Many would say of the Arabs that it is foolhardy to try to bring democracy
to their corner of the world, and indeed there are some cultural barriers
(not least of which are the views of the Wahhabis and those Muslims who
see the world through similar eyes). But the substantial majority of the
people of the Middle East are not any less suited to democracy than it
was once thought the Germans and Japanese would be, and they cannot be
that different in their ability to govern themselves decently than their
co-religionists in, say, Mali and Bangladesh. We need to remember what
Wilson and FDR taught us. In the long run, for all of us, peace and political
freedom are inseparable.
It is urgent that we begin this process of bringing democracy to the
Middle East before the region's most dangerous dictator -- Saddam Hussein
-- gets nuclear weapons, extends the range of his ballistic missiles, and
dominates the region. Bernard Lewis of Princeton, a leading expert on
the Muslim world, has recently said that because of its educated population,
history, and oil wealth, Iraq is probably the Arab country best suited
to the introduction of democracy. Saddam's degraded conventional military
capability since 1991, and the proportional growth in our use of smart
weapons by an order of magnitude in the last decade, should make him vulnerable
to a determined attack by American forces if we can obtain assistance
from indigenous groups, such as the Turks, Kuwaitis, and the Kurds of
northern Iraq.
The case for removing Saddam only becomes stronger with the passage of
time. First, there is no reasonable debate about the proposition that
he has chemical and bacteriological weapons and short-range ballistic
missiles. In the May issue of Vanity Fair, for example, writer
David Rose debriefs an Iraqi defector who chronicles the locations of
their production in Iraq -- including the use of mobile laboratories for
making bacteriological agents. Rose also revealed Iraqi work on ballistic
missiles of increasingly longer range that will soon be capable of reaching
Europe. The Wisconsin Project on Nuclear Arms Control, a nonprofit organization,
has published details about the four tons of VX nerve gas and the several
hundred tons of other chemical agents Iraq possesses. In addition to hiding
many tons of growth media for biological agents and pursuing its work
on smallpox and anthrax, Iraq is the only nation in the world to have
weaponized aflatoxin, whose primary purpose is to cause liver cancer in
children.
When Richard Butler, head of the U.N. inspection teams in the late 1990s,
asked Iraqi Deputy Prime Minister Tariq Aziz the purpose of Iraq's biochemical
weapons programs, Aziz replied, "in order to deal with the Persians
and the Jews." Full candor would, of course, have required him to
add the Americans to the list. Saddam's bomb maker, Khidir Hamza, who
defected in the mid-1990s, has detailed the numerous sites where nuclear
weapons work is taking place, as have other defectors.

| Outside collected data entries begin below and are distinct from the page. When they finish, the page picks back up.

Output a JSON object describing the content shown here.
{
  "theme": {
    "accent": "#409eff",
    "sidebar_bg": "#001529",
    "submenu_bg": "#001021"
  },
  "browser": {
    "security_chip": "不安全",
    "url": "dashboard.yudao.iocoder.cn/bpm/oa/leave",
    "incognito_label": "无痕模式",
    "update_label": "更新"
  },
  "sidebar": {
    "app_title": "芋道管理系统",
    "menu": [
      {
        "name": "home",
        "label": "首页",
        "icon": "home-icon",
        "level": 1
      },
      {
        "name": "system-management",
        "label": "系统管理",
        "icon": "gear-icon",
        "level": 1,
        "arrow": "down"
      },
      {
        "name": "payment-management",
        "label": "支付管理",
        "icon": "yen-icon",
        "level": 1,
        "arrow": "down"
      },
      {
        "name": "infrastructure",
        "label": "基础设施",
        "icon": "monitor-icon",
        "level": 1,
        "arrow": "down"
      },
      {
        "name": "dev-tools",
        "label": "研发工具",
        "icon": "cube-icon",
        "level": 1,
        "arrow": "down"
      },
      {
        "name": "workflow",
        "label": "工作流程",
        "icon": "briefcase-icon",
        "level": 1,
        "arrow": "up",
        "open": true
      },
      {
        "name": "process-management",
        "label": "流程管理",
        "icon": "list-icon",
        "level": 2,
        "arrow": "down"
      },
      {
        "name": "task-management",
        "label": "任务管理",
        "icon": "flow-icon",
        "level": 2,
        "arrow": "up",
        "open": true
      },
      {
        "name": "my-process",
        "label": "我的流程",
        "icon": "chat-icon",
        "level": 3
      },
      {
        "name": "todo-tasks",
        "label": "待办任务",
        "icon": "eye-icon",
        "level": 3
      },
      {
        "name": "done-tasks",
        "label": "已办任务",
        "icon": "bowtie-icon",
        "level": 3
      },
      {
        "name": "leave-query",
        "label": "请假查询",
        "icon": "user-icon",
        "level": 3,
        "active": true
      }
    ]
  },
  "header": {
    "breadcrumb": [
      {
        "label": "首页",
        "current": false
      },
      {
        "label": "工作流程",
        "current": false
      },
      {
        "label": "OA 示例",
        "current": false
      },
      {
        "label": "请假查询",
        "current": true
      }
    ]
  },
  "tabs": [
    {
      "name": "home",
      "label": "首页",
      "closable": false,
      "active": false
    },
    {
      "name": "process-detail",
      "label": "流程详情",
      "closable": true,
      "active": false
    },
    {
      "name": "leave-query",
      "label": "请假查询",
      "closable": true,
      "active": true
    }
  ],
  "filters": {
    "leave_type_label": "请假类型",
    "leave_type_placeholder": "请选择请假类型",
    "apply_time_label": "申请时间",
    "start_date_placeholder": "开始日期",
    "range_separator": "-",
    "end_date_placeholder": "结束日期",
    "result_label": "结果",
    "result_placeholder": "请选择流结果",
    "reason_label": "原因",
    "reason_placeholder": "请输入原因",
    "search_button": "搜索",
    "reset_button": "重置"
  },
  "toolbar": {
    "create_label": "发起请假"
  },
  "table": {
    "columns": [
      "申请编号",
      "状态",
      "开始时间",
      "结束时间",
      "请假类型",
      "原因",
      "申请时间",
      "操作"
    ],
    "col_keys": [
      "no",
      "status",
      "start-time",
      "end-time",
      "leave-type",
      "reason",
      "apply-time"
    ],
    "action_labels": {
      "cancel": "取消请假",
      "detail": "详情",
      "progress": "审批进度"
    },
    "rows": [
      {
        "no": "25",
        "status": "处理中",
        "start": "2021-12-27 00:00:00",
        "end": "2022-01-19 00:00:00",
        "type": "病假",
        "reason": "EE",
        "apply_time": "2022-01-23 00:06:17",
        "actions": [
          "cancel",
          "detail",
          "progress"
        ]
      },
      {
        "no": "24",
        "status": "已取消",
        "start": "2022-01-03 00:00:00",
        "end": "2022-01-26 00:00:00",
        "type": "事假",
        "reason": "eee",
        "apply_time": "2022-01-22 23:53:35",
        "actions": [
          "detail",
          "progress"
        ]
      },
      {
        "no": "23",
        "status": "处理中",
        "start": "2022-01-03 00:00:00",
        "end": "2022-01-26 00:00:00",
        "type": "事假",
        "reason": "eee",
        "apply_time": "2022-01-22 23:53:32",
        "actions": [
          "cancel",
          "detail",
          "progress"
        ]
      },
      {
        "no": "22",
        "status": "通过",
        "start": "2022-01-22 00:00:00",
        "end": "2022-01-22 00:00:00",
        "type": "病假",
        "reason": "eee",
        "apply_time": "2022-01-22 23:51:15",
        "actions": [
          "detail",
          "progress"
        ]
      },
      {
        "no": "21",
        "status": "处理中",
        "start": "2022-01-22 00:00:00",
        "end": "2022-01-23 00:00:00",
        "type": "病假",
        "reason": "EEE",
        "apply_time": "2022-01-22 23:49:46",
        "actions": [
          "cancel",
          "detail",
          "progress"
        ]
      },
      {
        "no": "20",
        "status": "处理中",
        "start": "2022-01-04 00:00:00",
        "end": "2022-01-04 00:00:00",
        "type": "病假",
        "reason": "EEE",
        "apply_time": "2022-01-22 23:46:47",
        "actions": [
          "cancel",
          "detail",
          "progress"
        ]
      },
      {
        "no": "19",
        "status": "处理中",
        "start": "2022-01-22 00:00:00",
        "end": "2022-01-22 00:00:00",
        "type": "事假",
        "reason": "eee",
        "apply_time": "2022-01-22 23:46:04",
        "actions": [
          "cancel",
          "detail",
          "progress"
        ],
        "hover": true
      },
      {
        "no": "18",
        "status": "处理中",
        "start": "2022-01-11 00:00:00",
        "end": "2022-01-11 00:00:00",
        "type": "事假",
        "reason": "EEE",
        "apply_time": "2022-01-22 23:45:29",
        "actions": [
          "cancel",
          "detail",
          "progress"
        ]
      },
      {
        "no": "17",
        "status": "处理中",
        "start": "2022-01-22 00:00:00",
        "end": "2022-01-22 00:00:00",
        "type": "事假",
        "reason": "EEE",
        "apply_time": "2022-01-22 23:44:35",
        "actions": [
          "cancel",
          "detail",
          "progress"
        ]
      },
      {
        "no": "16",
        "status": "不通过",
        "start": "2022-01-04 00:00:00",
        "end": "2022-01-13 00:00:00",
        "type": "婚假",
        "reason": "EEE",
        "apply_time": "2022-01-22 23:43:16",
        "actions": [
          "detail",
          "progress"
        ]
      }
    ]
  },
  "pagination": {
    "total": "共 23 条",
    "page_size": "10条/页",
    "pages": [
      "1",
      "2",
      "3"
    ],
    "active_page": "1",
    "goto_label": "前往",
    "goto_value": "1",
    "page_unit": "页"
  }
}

Those who counsel delay in dealing with the growing Iraqi threat need
to answer a simple question: How does allowing Saddam more time make it
easier to deal with the problem? And if the (honest) answer is that (of
course) it won't, then the next question the procrastinators must answer
is: Was it wise for Britain and France to delay confronting Adolf Hitler
until 1939, when he was strong, rather than earlier, when he was weaker?